Remote ischemic preconditioning can be done by inducing ischemia in another vascular territory. A multicenter randomized trial involving 1403 patients assessed the role of remote ischemic preconditioning prior to cardiac surgery [8]. Primary composite end point included death, myocardial infarction, stroke and acute renal failure up to the time of hospital discharge. Secondary end point was the occurrence of the components of primary end point within 90 days. Upper limb remote ischemic preconditioning done while patients were under propofol induced anaesthesia did not show a relevant benefit among patients undergoing elective cardiac surgery.

References

  1. Murry CE, Jennings RB, Reimer KA. Preconditioning with ischemia: a delay of lethal cell injury in ischemic myocardium. Circulation. 1986 Nov;74(5):1124-36.
  2. Tomai F, Crea F, Chiariello L, Gioffrè PA. Ischemic preconditioning in humans: models, mediators, and clinical relevance. Circulation. 1999 Aug 3;100(5):559-63.
  3. Deutsch E, Berger M, Kussmaul WG, Hirshfeld JW Jr, Herrmann HC, Laskey WK. Adaptation to ischemia during percutaneous transluminal coronary angioplasty. Clinical, hemodynamic, and metabolic features. Circulation. 1990 Dec;82(6):2044-51.
  4. Tomai F, Crea F, Gaspardone A, Versaci F, De Paulis R, Penta de Peppo A, Chiariello L, Gioffrè PA. Ischemic preconditioning during coronary angioplasty is prevented by glibenclamide, a selective ATP-sensitive K+ channel blocker. Circulation. 1994 Aug;90(2):700-5. 

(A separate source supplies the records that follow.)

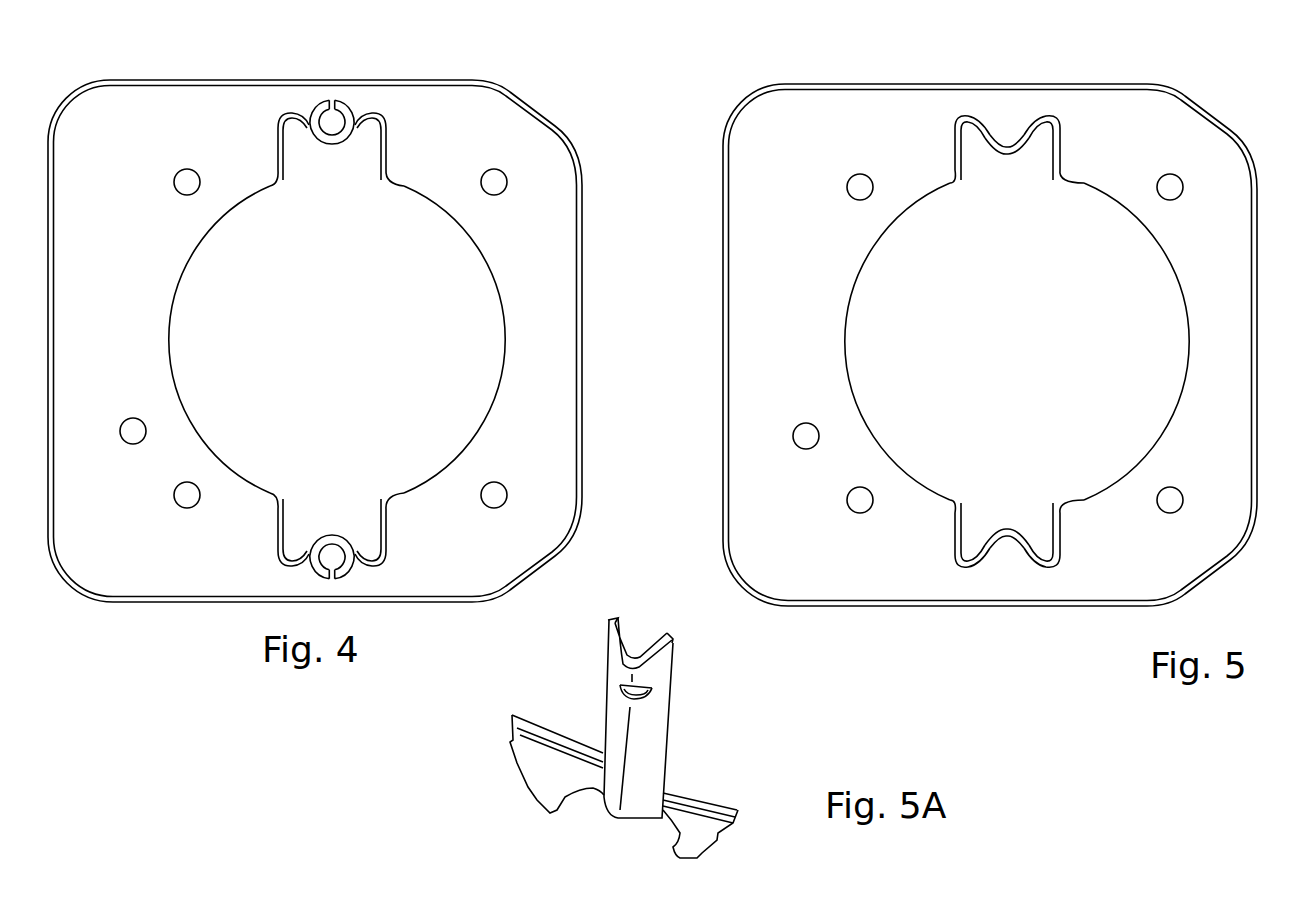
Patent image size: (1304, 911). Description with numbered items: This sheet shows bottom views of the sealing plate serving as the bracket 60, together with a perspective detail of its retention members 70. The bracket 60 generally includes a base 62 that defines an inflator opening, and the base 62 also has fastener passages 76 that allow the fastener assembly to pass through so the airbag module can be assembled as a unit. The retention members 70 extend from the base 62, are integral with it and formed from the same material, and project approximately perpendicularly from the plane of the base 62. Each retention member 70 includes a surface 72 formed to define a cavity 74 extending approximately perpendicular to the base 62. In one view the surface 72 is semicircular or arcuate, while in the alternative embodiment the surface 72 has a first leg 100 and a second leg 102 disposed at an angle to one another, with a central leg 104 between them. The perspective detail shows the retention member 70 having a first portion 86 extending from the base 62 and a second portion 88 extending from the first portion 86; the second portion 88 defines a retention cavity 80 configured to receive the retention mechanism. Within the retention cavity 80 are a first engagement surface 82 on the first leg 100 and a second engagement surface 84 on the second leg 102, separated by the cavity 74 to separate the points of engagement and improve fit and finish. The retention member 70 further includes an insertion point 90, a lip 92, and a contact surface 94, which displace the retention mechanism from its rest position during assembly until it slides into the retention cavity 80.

In FIG. 4, the bracket 60 is at (118, 113).
In FIG. 5, the bracket 60 is at (1226, 352).
In FIG. 5A, the bracket 60 is at (722, 841).
In FIG. 4, the base 62 is at (548, 411).
In FIG. 5, the base 62 is at (803, 123).
In FIG. 5A, the base 62 is at (540, 782).
In FIG. 4, the retention members 70 is at (347, 565).
In FIG. 5, the retention members 70 is at (1060, 132).
In FIG. 5A, the retention members 70 is at (610, 788).
In FIG. 5, the surface 72 is at (998, 133).
In FIG. 5, the cavity 74 is at (1003, 130).
In FIG. 4, the fastener passages 76 is at (495, 183).
In FIG. 5, the fastener passages 76 is at (1172, 186).
In FIG. 5A, the retention cavity 80 is at (630, 702).
In FIG. 5A, the first engagement surface 82 is at (617, 685).
In FIG. 5A, the second engagement surface 84 is at (653, 697).
In FIG. 5A, the first portion 86 is at (657, 785).
In FIG. 5A, the second portion 88 is at (648, 655).
In FIG. 5A, the insertion point 90 is at (615, 622).
In FIG. 5A, the lip 92 is at (619, 658).
In FIG. 5A, the contact surface 94 is at (633, 680).
In FIG. 5, the first leg 100 is at (1035, 563).
In FIG. 5A, the first leg 100 is at (605, 720).
In FIG. 5, the second leg 102 is at (968, 563).
In FIG. 5A, the second leg 102 is at (657, 777).
In FIG. 5, the central leg 104 is at (1008, 542).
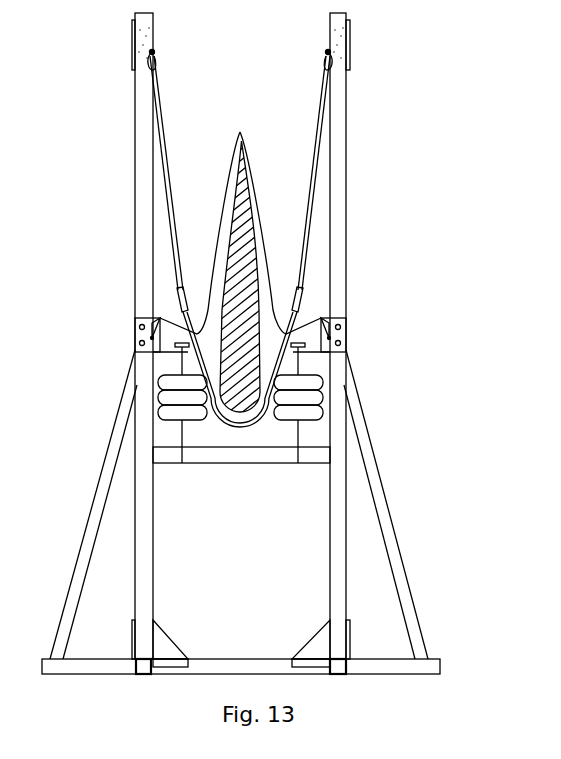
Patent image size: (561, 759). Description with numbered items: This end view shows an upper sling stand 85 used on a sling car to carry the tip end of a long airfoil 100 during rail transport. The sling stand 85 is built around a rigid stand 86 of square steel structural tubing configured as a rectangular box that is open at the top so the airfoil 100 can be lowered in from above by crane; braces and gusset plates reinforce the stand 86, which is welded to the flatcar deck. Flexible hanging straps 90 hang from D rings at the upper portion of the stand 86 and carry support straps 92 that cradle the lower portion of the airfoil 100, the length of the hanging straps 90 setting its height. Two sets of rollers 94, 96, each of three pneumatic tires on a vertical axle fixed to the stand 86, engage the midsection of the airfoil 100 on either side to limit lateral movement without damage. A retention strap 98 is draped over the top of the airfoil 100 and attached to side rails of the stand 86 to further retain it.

The sling stand 85 is at (108, 223).
The rigid stand 86 is at (346, 145).
The hanging straps 90 is at (163, 115).
The support straps 92 is at (252, 432).
The set of rollers 94 is at (157, 390).
The set of rollers 96 is at (323, 392).
The retention strap 98 is at (245, 147).
The airfoil 100 is at (258, 272).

  5. Cleveland JC Jr, Meldrum DR, Cain BS, Banerjee A, Harken AH. Oral sulfonylurea hypoglycemic agents prevent ischemic preconditioning in human myocardium. Two paradoxes revisited. Circulation. 1997 Jul 1;96(1):29-32. 
  6. Ross AM, Gibbons RJ, Stone GW, Kloner RA, Alexander RW; AMISTAD-II Investigators. A randomized, double-blinded, placebo-controlled multicenter trial of adenosine as an adjunct to reperfusion in the treatment of acute myocardial infarction (AMISTAD-II). J Am Coll Cardiol. 2005 Jun 7;45(11):1775-80.
  7. IONA Study Group. Effect of nicorandil on coronary events in patients with stable angina: the Impact Of Nicorandil in Angina (IONA) randomised trial. Lancet. 2002 Apr 13;359(9314):1269-75. 
  8. Meybohm P, Bein B, Brosteanu O, Cremer J, Gruenewald M, Stoppe C, Coburn M, Schaelte G, Böning A, Niemann B, Roesner J, Kletzin F, Strouhal U, Reyher C, Laufenberg-Feldmann R, Ferner M, Brandes IF, Bauer M, Stehr SN, Kortgen A, Wittmann M, Baumgarten G, Meyer-Treschan T, Kienbaum P, Heringlake M, Schön J, Sander M, Treskatsch S, Smul T, Wolwender E, Schilling T, Fuernau G, Hasenclever D, Zacharowski K; RIPHeart Study Collaborators. A Multicenter Trial of Remote Ischemic Preconditioning for Heart Surgery. N Engl J Med. 2015 Oct 8;373(15):1397-407.